“Pak Rendra, Ayana! Sudah sampai.”
Samar-samar kudengar suara Lesti memanggil, juga bisik-bisik karyawan lain.
Perlahan kubuka mata. Astaga! Lagi-lagi aku ketiduran di pundak Pak Rendra. Dan lebih malunya lagi, dia juga tertidur dengan menyandarkan kepalanya di kepalaku.
Aku langsung duduk tegak dan kaku seperti anak ayam. Pak Rendra juga terlihat menutupi rasa malunya.
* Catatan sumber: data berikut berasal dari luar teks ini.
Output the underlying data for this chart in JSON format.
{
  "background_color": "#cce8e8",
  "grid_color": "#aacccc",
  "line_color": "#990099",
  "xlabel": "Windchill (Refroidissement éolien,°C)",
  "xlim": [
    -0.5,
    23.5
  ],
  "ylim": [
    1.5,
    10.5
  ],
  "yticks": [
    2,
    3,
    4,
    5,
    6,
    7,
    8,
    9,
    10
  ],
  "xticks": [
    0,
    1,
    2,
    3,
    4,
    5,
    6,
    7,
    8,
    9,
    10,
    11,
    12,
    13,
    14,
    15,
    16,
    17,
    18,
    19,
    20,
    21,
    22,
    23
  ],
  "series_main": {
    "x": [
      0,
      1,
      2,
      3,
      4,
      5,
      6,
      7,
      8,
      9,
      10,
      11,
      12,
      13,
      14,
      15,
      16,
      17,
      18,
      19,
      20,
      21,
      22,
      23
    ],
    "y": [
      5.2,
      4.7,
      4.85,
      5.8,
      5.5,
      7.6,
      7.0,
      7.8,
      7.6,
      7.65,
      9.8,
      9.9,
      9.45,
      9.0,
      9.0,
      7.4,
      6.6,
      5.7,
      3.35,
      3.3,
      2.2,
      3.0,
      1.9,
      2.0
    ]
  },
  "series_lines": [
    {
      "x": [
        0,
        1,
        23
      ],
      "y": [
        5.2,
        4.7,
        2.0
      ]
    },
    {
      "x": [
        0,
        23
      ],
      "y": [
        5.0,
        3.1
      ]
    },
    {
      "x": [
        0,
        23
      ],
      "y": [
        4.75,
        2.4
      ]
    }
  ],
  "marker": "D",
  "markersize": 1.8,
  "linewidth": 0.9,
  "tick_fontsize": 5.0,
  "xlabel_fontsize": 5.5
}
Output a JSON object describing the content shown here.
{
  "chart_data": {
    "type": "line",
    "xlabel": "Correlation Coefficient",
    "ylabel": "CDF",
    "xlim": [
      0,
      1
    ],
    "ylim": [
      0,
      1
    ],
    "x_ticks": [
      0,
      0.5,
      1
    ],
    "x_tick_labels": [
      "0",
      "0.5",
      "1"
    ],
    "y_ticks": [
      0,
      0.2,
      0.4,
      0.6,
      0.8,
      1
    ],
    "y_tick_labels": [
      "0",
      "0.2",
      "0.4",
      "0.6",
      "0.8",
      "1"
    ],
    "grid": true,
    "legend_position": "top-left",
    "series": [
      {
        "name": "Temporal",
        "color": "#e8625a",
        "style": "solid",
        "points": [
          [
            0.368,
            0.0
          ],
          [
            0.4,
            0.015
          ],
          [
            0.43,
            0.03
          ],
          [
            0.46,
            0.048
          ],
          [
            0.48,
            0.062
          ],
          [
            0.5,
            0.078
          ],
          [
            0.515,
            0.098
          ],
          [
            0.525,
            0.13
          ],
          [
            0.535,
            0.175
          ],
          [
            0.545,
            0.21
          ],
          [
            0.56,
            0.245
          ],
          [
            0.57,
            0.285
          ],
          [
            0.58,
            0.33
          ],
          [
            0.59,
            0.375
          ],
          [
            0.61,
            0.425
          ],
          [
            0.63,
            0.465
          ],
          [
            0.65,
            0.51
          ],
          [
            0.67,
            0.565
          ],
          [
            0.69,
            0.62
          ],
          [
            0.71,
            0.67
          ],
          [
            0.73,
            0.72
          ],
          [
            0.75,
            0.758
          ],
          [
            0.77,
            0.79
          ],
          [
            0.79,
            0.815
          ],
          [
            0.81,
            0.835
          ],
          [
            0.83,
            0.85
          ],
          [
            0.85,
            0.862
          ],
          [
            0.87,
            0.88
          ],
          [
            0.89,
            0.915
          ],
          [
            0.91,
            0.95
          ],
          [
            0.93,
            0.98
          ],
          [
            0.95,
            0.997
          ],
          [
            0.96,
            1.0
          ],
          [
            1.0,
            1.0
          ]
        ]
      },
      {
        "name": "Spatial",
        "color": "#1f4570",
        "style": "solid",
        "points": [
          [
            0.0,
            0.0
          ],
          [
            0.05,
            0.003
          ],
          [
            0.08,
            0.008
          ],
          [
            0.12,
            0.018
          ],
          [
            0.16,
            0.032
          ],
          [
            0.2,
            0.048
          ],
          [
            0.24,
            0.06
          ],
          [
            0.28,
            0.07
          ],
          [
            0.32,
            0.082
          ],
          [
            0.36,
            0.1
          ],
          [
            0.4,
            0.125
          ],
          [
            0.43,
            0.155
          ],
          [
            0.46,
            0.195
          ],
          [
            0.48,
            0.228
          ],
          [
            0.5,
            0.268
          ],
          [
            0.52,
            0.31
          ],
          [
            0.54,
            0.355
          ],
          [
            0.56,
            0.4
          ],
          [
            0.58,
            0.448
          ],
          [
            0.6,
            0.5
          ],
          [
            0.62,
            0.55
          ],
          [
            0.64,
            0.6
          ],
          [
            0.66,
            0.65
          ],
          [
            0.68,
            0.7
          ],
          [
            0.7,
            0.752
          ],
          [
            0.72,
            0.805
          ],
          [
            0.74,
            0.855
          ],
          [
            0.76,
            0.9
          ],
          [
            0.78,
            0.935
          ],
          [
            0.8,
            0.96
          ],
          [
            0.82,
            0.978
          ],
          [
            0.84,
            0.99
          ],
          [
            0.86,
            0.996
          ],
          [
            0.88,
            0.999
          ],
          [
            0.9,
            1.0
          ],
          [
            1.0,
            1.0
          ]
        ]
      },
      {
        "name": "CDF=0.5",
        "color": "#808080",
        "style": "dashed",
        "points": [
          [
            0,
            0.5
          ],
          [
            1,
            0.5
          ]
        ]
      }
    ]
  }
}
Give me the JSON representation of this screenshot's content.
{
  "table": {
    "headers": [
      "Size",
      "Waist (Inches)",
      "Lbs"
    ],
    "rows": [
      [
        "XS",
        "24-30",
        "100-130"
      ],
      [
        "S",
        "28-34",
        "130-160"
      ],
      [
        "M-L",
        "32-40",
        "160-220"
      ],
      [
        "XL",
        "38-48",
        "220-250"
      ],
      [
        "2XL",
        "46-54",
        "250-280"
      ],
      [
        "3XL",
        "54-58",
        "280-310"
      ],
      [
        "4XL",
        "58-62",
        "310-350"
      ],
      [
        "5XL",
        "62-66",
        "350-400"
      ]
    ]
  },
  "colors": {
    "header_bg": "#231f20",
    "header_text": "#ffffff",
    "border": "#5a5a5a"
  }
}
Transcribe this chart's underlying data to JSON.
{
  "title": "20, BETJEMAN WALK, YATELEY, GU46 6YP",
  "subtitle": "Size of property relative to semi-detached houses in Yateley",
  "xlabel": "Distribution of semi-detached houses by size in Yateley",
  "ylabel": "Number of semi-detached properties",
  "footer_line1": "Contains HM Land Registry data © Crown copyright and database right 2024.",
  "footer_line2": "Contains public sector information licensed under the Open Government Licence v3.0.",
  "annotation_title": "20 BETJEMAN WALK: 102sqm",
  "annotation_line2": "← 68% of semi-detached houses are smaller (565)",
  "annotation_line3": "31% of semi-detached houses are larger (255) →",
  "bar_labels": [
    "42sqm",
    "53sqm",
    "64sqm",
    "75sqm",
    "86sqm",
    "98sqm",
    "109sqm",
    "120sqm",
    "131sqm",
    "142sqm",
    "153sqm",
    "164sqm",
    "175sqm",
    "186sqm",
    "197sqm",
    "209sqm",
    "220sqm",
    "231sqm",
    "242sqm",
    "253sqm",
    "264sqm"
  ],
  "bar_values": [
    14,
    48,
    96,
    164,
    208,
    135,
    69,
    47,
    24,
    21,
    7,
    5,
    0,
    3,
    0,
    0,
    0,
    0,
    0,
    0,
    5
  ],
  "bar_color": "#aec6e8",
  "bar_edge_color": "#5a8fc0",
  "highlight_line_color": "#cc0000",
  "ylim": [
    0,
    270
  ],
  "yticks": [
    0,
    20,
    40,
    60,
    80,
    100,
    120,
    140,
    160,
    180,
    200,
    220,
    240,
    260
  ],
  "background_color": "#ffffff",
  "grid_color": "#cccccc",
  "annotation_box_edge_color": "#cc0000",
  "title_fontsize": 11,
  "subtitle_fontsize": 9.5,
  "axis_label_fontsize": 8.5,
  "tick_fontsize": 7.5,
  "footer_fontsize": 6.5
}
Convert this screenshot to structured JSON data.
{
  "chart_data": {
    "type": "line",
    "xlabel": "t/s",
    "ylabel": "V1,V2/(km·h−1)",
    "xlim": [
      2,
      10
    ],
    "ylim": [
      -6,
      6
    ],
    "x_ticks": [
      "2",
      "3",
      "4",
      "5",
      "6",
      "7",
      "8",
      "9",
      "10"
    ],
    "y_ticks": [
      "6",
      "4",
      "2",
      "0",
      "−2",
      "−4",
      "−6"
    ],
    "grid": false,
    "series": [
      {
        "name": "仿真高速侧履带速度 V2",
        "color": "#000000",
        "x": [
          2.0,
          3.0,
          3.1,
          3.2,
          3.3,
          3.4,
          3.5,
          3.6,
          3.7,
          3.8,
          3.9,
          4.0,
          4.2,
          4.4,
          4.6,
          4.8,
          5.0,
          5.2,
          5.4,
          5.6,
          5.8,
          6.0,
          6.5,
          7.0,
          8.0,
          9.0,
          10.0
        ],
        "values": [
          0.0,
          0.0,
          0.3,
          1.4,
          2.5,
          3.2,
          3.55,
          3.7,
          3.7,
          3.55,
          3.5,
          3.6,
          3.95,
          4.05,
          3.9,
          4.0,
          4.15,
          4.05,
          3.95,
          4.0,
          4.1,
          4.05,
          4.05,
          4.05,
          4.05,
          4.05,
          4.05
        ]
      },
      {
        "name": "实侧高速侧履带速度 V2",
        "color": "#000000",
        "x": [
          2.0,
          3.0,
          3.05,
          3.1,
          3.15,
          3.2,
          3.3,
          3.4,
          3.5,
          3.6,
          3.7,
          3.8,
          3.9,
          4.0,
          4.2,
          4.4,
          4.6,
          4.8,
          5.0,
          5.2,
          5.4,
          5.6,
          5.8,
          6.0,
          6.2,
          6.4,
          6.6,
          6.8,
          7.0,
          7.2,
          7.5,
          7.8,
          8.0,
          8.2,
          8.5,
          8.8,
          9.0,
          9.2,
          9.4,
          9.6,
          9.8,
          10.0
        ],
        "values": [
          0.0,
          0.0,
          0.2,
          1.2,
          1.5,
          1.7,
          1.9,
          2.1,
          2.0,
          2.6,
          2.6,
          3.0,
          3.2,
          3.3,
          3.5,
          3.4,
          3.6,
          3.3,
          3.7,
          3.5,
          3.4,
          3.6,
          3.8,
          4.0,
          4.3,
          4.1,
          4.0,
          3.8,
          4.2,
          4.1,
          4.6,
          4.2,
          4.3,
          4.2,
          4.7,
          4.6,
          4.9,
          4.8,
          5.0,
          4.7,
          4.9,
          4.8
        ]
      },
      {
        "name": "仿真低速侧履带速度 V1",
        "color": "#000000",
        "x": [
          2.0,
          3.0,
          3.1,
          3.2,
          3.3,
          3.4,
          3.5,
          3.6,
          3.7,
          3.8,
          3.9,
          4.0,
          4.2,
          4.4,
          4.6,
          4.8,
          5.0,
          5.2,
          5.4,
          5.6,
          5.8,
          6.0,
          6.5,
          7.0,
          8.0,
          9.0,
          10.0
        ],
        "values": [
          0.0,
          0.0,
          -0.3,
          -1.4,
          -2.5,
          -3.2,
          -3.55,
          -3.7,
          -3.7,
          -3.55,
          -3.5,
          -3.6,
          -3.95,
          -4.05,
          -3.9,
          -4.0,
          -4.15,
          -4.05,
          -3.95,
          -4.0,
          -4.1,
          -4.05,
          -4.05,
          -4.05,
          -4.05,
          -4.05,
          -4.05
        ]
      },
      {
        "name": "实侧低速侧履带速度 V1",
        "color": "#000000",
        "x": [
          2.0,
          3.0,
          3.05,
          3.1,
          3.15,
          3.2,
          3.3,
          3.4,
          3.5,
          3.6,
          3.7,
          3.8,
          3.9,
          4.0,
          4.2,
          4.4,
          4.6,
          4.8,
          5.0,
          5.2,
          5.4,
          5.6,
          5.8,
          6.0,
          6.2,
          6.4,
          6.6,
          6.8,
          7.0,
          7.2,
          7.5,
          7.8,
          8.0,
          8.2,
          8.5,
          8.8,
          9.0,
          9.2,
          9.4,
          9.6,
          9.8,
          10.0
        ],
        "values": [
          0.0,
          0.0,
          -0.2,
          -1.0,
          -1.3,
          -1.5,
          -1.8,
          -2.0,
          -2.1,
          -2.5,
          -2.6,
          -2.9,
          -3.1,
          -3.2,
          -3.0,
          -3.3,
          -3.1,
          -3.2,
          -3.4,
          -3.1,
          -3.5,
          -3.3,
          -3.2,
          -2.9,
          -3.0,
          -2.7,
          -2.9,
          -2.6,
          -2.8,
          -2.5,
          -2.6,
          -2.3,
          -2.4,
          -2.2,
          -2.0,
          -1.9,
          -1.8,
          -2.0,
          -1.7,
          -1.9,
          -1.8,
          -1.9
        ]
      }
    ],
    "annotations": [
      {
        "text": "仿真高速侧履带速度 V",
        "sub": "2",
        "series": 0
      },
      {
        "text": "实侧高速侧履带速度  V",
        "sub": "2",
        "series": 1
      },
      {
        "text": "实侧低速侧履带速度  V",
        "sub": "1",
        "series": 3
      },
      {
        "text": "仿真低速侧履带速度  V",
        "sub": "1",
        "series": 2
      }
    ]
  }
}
Semua karyawan di bus ini memperhatikan kami dan tersenyum-senyum.
Pak Rendra berdehem, lalu bangkit dan berjalan keluar, seolah-olah tidak terjadi apa-apa. Sedangkan aku masih terduduk malu dengan menutupi wajah.
“Cie, cepet banget progresnya!” bisik Lesti di telingaku.
“Ih, apaan! Turun sana!” usirku. Dia malah tertawa sambil meledek.
Bagaimana bisa itu terjadi dua kali? Dan mengapa Pak Rendra membiarkanku tidur di pundaknya?
Aaargh, aku benar-benar malu dengan karyawan lainnya. Pasti gosip akan menyebar di kantor, ditambahi bumbu-bumbu dari orang-orang yang suka menambah-nambahi berita atau informasi yang mereka terima.
Aku pun turun dari bus bersama yang lain. Aroma air laut langsung tercium. Ombak yang berkejaran, angin sepoi-sepoi, benar-benar membuat suasana pantai semakin menyenangkan.
Sebuah kapal yang cukup besar sudah bersiap di tepian pantai. Koordinator mengarahkan kami untuk bersegera menuju ke kapal. Kami akan melakukan perjalanan laut dengan kapal itu selama dua jam menuju Pulau Marina.
Sebuah kapal terbuka, di mana kami bisa menikmati pemandangan alam laut sepuasnya, juga merasakan segarnya angin yang menerpa wajah.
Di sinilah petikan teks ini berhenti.